Редактор хлопнул рукой по столу. Галуппи! Это тот самый Галуппи! Везде он и его такси. И снова редактор принялся внимательно разглядывать снимки. Все подтверждало его догадку — везде фигурировало одно и то же такси с помятой крышей. Секундочку, где карандаш? Рука редактора вывела на листе бумаги номер "R 414 HMR". Стоило воздать хвалу качеству прекрасного телеобъектива, — даже автомобильный номер можно прочесть! А теперь приступим к раскладке этого пасьянса. Блондинка пойдет у нас сюда, блондинка "за работой" пойдет вот сюда. Теперь возьмемся за "самцов"! Сначала посмотрим на тех, которые без пальто и без... э... всего остального! Жаль, что не везде видна голова! Голову эти джентльмены явно потеряли. Нет, вот вам одна лысина! И еще одна! А вот вам та же лысина, гладкая и блестящая, как пушечное ядро. Сэр, идя на столь непотребное дело, неплохо бы надеть парик! Ах, он бы вам помешал "в деле"? Ну что ж, охотно верю.
А теперь поищем вас среди клиентов черного такси. Сколько вас таких, раз, два, три, хм...м, и все в шляпах! Котелки в комплекте с серым пальто пойдут у нас сюда, мягкие фетровые в комплекте с черным пальто — сюда. Тип канотье — сюда, кепочка у нас одна — она ляжет здесь. Ага, вот ты где!
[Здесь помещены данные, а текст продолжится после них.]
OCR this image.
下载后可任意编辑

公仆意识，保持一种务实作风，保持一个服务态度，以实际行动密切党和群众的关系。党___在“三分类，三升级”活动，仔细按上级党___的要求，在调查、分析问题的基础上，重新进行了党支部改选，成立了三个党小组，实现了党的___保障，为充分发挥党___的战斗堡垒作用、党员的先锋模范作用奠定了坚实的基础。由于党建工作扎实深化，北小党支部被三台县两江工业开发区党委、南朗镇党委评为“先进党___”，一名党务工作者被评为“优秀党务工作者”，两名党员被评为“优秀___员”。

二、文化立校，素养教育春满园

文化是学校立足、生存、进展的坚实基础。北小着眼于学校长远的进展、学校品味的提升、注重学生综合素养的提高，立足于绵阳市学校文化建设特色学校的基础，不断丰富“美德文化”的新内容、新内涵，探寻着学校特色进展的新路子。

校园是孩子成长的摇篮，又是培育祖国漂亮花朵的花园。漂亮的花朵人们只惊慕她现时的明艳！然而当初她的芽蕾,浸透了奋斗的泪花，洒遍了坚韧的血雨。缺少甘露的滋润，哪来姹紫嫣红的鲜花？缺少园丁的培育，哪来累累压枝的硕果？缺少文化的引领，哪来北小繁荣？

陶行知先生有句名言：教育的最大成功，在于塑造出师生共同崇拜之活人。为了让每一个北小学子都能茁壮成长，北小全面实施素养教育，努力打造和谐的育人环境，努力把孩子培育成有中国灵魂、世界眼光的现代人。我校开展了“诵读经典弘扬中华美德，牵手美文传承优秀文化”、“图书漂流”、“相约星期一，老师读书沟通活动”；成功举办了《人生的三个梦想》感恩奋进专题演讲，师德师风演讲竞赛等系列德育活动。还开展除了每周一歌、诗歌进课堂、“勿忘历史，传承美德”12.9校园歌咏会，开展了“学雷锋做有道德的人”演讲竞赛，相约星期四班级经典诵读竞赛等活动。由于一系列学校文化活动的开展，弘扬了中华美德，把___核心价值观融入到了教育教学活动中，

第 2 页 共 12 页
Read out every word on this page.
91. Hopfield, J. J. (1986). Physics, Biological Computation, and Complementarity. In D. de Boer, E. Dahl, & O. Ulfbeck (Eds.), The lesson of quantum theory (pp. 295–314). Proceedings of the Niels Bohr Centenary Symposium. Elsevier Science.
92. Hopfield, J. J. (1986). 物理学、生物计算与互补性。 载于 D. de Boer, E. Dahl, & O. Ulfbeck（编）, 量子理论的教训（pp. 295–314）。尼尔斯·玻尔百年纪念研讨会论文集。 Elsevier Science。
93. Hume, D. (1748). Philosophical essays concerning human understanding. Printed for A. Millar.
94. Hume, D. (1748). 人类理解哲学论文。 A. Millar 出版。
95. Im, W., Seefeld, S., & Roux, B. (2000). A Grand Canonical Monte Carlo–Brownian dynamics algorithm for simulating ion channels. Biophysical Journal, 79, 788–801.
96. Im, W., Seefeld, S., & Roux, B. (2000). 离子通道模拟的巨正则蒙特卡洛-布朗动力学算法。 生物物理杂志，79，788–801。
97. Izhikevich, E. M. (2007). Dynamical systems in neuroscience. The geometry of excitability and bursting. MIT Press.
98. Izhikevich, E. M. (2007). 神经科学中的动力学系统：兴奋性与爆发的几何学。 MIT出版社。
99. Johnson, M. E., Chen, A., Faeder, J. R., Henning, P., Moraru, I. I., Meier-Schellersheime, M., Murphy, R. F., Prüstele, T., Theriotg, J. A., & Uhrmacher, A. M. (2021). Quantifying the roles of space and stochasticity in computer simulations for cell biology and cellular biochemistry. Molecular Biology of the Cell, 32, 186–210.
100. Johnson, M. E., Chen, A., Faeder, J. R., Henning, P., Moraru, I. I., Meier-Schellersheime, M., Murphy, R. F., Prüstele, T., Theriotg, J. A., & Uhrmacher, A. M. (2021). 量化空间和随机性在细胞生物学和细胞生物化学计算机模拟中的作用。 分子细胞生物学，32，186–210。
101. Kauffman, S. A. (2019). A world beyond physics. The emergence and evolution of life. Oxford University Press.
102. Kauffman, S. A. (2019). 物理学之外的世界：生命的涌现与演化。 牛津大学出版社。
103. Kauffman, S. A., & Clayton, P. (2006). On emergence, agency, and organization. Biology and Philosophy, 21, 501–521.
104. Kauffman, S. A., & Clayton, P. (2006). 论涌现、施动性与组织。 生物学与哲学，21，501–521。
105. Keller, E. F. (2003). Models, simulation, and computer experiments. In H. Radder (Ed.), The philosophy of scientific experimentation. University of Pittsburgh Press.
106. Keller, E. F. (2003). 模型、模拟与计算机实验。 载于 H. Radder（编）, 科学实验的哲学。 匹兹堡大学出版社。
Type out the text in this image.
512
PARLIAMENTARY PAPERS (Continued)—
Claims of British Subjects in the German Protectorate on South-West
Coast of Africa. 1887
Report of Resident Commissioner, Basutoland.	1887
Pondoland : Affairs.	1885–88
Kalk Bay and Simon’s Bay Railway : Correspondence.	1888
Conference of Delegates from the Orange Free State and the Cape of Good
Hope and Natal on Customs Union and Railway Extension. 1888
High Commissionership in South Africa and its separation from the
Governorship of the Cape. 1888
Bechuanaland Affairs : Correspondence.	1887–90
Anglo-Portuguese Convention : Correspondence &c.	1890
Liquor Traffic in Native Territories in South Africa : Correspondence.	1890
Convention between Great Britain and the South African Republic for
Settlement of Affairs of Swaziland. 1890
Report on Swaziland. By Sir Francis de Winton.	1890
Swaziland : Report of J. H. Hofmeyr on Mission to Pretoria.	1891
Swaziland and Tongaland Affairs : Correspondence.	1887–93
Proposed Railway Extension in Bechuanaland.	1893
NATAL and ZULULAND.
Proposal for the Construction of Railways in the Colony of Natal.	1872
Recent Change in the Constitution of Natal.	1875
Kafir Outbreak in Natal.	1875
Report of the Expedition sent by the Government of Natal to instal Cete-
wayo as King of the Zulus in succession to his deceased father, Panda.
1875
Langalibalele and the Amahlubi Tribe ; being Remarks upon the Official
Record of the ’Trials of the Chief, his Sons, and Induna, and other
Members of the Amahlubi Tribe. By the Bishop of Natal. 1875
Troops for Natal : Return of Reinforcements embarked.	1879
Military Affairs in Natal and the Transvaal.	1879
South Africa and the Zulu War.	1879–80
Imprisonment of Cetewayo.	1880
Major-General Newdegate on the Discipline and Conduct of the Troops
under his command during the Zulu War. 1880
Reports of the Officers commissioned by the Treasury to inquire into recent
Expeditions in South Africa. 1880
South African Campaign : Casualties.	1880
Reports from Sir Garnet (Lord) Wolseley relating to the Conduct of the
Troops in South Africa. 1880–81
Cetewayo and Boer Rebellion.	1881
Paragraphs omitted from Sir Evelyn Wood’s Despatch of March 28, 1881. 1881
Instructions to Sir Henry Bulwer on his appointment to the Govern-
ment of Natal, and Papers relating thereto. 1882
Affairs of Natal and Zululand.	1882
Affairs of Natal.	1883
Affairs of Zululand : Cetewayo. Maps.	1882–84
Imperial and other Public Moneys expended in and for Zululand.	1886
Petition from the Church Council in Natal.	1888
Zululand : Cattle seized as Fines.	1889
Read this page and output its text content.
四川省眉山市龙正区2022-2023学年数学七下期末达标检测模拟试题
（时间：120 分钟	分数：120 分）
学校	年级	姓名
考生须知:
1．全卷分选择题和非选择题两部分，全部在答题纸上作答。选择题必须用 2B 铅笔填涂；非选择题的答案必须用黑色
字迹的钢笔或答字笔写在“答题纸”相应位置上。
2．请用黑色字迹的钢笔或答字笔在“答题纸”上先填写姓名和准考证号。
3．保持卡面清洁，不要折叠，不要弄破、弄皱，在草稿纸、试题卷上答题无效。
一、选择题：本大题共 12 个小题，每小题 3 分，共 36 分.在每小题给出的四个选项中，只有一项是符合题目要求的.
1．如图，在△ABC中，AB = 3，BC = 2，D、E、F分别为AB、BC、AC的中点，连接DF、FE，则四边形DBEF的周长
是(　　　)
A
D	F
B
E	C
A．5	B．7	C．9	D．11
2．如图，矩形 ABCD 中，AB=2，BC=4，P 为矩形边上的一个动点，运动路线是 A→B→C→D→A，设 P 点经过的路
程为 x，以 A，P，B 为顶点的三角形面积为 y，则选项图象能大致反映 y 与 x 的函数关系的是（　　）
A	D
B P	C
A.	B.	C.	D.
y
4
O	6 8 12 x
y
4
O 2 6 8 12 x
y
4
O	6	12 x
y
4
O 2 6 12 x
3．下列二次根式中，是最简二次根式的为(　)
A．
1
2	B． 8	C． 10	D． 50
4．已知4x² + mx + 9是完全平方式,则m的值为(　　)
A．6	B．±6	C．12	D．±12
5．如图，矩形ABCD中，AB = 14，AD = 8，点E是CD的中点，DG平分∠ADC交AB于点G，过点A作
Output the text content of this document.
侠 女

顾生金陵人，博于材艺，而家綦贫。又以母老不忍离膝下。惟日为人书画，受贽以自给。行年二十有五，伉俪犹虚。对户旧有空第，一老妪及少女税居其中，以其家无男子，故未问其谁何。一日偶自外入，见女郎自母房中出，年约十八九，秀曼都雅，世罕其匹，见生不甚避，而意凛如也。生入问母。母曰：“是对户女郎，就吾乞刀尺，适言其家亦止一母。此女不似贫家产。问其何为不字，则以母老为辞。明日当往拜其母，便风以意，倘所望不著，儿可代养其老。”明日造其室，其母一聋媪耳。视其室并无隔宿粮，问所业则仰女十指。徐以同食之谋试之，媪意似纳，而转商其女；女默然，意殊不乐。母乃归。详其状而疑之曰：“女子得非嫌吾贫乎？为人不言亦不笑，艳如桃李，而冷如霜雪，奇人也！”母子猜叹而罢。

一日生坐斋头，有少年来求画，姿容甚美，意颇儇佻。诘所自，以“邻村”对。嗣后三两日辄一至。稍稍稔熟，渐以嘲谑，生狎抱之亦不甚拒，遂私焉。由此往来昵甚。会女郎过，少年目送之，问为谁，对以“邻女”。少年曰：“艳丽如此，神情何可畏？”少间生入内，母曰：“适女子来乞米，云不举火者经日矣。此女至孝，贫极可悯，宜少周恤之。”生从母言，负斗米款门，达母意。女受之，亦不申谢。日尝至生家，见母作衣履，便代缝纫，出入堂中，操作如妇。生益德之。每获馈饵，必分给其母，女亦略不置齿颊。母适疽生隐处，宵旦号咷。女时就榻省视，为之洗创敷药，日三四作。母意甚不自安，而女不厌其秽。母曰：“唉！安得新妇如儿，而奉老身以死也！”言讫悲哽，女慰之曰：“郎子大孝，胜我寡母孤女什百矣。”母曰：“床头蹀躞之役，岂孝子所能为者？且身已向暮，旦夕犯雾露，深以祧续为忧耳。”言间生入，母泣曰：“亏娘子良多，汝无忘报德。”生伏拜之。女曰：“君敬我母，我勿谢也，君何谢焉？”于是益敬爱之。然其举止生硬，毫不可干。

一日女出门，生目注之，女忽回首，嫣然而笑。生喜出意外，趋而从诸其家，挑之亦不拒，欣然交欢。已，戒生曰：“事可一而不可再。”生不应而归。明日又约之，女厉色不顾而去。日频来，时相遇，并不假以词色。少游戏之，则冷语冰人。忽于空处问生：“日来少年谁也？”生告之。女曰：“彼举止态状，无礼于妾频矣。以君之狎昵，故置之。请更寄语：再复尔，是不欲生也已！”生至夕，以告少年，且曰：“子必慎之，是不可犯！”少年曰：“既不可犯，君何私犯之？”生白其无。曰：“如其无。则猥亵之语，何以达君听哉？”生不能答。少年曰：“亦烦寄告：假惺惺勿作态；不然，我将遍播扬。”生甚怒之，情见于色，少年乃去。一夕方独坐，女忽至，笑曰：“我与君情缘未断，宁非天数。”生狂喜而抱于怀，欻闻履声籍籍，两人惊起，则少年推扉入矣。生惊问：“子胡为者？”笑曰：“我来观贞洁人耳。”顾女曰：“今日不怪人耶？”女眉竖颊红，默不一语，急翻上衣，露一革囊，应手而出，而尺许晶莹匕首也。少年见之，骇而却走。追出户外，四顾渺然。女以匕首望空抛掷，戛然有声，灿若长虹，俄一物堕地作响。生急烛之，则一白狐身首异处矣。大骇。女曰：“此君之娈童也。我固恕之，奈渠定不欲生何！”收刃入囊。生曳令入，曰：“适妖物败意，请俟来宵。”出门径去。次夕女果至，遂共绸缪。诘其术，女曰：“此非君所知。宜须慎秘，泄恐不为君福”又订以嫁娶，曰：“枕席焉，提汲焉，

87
Солидный джентльмен не спеша, покидал недра черного такси, держа в руке котелок и, стараясь не задеть борта лысиной. А в придачу к лысине — усики! Можно было с легким сердцем отложить снимки, запечатлевшие обладателя серого в клеточку пальто, котелка, лысины и усиков. Старый греховодник теперь займет свое место рядышком с милой его сердцу блондинкой. Остались невостребованными эти трое. Среди них явно выделялся обладатель фетровой шляпы. Вот он направляется пешком вверх по улице, воровато оглядываясь. Вот он запахивает пальто. Вот он беседует с водителем. Вот он закуривает сигарету. Стариком он не выглядит, но несколько грузноват. Постойте, но ведь должны были быть еще снимки! Девочки рассиживают в скверике, — он точно помнил.